The monument became the object of vandalism, it was repeatedly doused with red paint, an executioner's cap was put over the empress's head, and a hangman's noose was attached to the hand of the empress's sculpture. The monument became surrounded by a seven-meter-high fence.

On 28 September 2022 Odesa City Council was unable to decide on the dismantling and relocation of the monument. In November 2022, a petition was created on the website of the Office of the President of Ukraine proposing to exchange the Raccoon of Kherson - a raccoon stolen by Russian forces from Kherson during Russia's withdrawal from the city - for the monument. It received more than 6,500 signatures by 22 November 2022.

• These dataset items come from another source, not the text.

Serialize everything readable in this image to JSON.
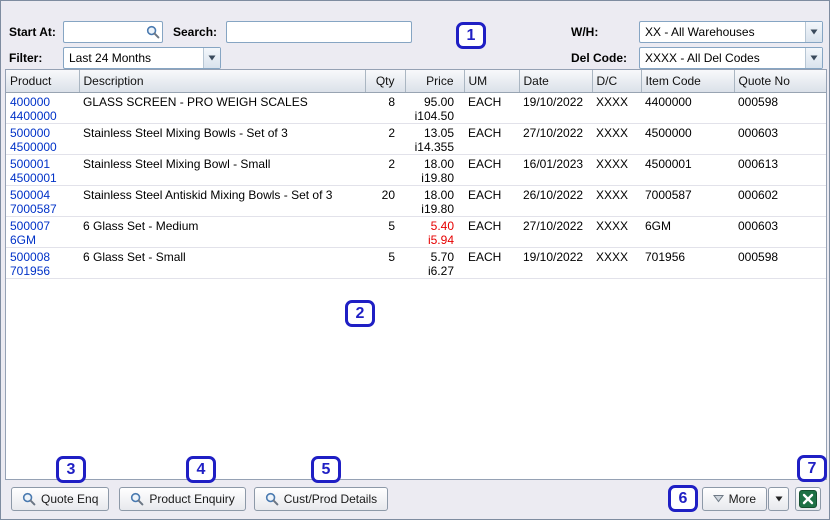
{
  "colors": {
    "link_blue": "#0032c8",
    "price_alert_red": "#e60000",
    "annotation_blue": "#1f1fc4",
    "excel_green": "#1e7145"
  },
  "header": {
    "start_at_label": "Start At:",
    "start_at_value": "",
    "search_label": "Search:",
    "search_value": "",
    "filter_label": "Filter:",
    "filter_value": "Last 24 Months",
    "wh_label": "W/H:",
    "wh_value": "XX - All Warehouses",
    "del_code_label": "Del Code:",
    "del_code_value": "XXXX - All Del Codes"
  },
  "table": {
    "columns": [
      "Product",
      "Description",
      "Qty",
      "Price",
      "UM",
      "Date",
      "D/C",
      "Item Code",
      "Quote No"
    ],
    "rows": [
      {
        "product_top": "400000",
        "product_bottom": "4400000",
        "description": "GLASS SCREEN - PRO WEIGH SCALES",
        "qty": "8",
        "price_top": "95.00",
        "price_bottom": "i104.50",
        "um": "EACH",
        "date": "19/10/2022",
        "dc": "XXXX",
        "item_code": "4400000",
        "quote_no": "000598"
      },
      {
        "product_top": "500000",
        "product_bottom": "4500000",
        "description": "Stainless Steel Mixing Bowls - Set of 3",
        "qty": "2",
        "price_top": "13.05",
        "price_bottom": "i14.355",
        "um": "EACH",
        "date": "27/10/2022",
        "dc": "XXXX",
        "item_code": "4500000",
        "quote_no": "000603"
      },
      {
        "product_top": "500001",
        "product_bottom": "4500001",
        "description": "Stainless Steel Mixing Bowl - Small",
        "qty": "2",
        "price_top": "18.00",
        "price_bottom": "i19.80",
        "um": "EACH",
        "date": "16/01/2023",
        "dc": "XXXX",
        "item_code": "4500001",
        "quote_no": "000613"
      },
      {
        "product_top": "500004",
        "product_bottom": "7000587",
        "description": "Stainless Steel Antiskid Mixing Bowls - Set of 3",
        "qty": "20",
        "price_top": "18.00",
        "price_bottom": "i19.80",
        "um": "EACH",
        "date": "26/10/2022",
        "dc": "XXXX",
        "item_code": "7000587",
        "quote_no": "000602"
      },
      {
        "product_top": "500007",
        "product_bottom": "6GM",
        "description": "6 Glass Set - Medium",
        "qty": "5",
        "price_top": "5.40",
        "price_bottom": "i5.94",
        "um": "EACH",
        "date": "27/10/2022",
        "dc": "XXXX",
        "item_code": "6GM",
        "quote_no": "000603"
      },
      {
        "product_top": "500008",
        "product_bottom": "701956",
        "description": "6 Glass Set - Small",
        "qty": "5",
        "price_top": "5.70",
        "price_bottom": "i6.27",
        "um": "EACH",
        "date": "19/10/2022",
        "dc": "XXXX",
        "item_code": "701956",
        "quote_no": "000598"
      }
    ]
  },
  "footer": {
    "quote_enq_label": "Quote Enq",
    "product_enquiry_label": "Product Enquiry",
    "cust_prod_details_label": "Cust/Prod Details",
    "more_label": "More"
  },
  "annotations": [
    "1",
    "2",
    "3",
    "4",
    "5",
    "6",
    "7"
  ]
}
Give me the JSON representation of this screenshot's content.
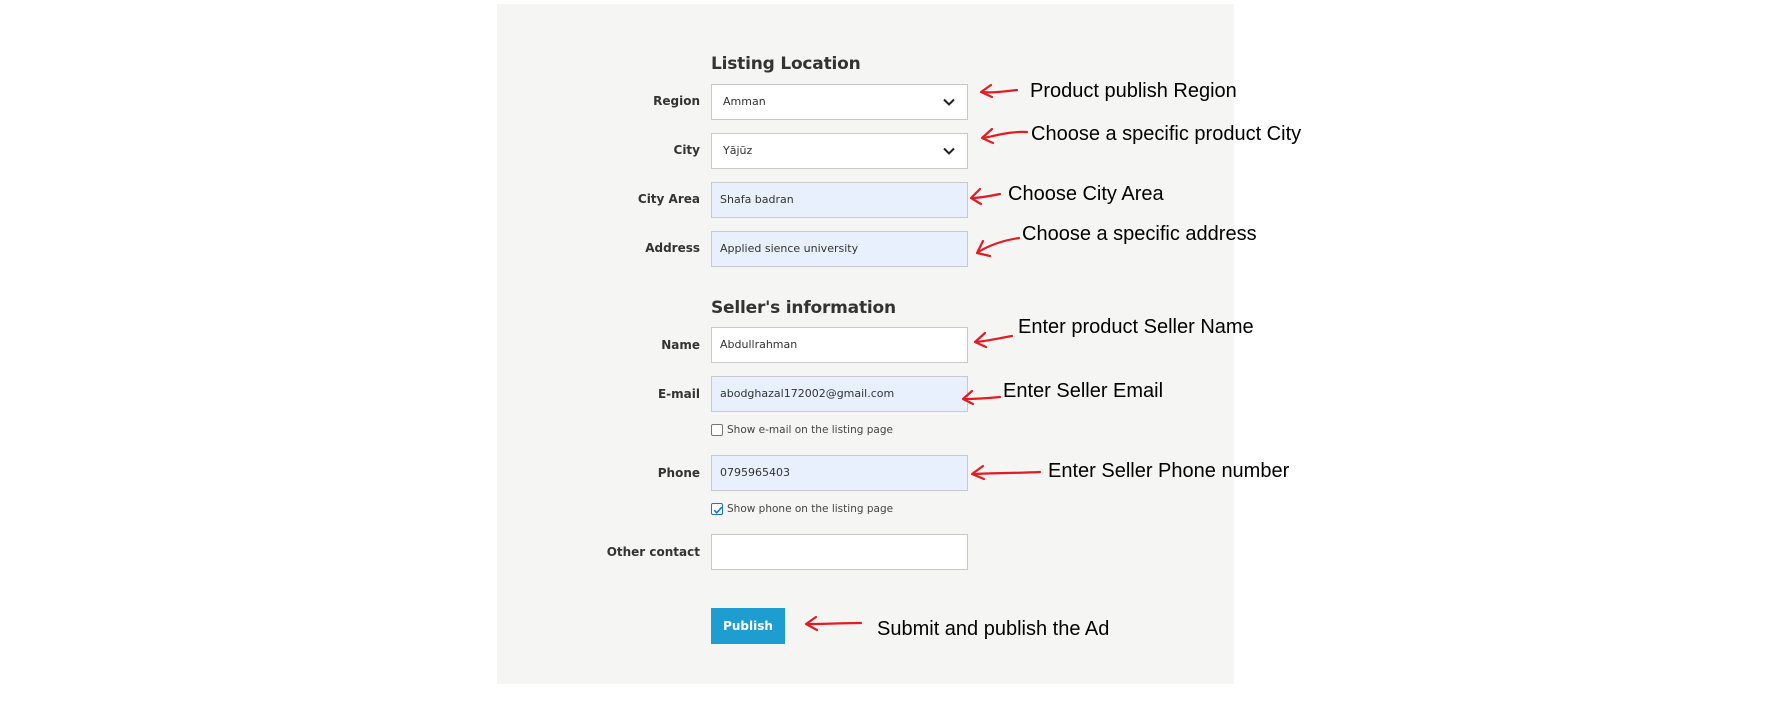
{
  "location": {
    "title": "Listing Location",
    "region": {
      "label": "Region",
      "value": "Amman"
    },
    "city": {
      "label": "City",
      "value": "Yājūz"
    },
    "city_area": {
      "label": "City Area",
      "value": "Shafa badran"
    },
    "address": {
      "label": "Address",
      "value": "Applied sience university"
    }
  },
  "seller": {
    "title": "Seller's information",
    "name": {
      "label": "Name",
      "value": "Abdullrahman"
    },
    "email": {
      "label": "E-mail",
      "value": "abodghazal172002@gmail.com",
      "show_label": "Show e-mail on the listing page",
      "show_checked": false
    },
    "phone": {
      "label": "Phone",
      "value": "0795965403",
      "show_label": "Show phone on the listing page",
      "show_checked": true
    },
    "other": {
      "label": "Other contact",
      "value": ""
    }
  },
  "publish_label": "Publish",
  "annotations": {
    "region": "Product publish Region",
    "city": "Choose a specific product City",
    "city_area": "Choose City Area",
    "address": "Choose a specific address",
    "name": "Enter product Seller Name",
    "email": "Enter Seller Email",
    "phone": "Enter Seller Phone number",
    "publish": "Submit and publish the Ad"
  },
  "colors": {
    "panel_bg": "#f5f5f4",
    "autofill_bg": "#e8f0fe",
    "publish_bg": "#1e9ed0",
    "annotation_arrow": "#e31b23"
  },
  "icons": {
    "select_chevron": "chevron-down-icon",
    "checkbox_checked": "check-icon"
  }
}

On 30 November 2022 Odesa City Council supported the decision to dismantle and move the monument. The decision was supported by 43 votes. The same day the city's website announced that the monuments would be temporarily moved to the Odesa Fine Arts Museum. According to a survey most Odesans supported the dismantling of the monument. Mayor of Odesa Gennadiy Trukhanov had been initially against the removal of the monument, but voted in favor in November 2022, referring to the polls that indicated the support for removal.

As part of derussification in Ukraine, it was dismantled on 28 December 2022.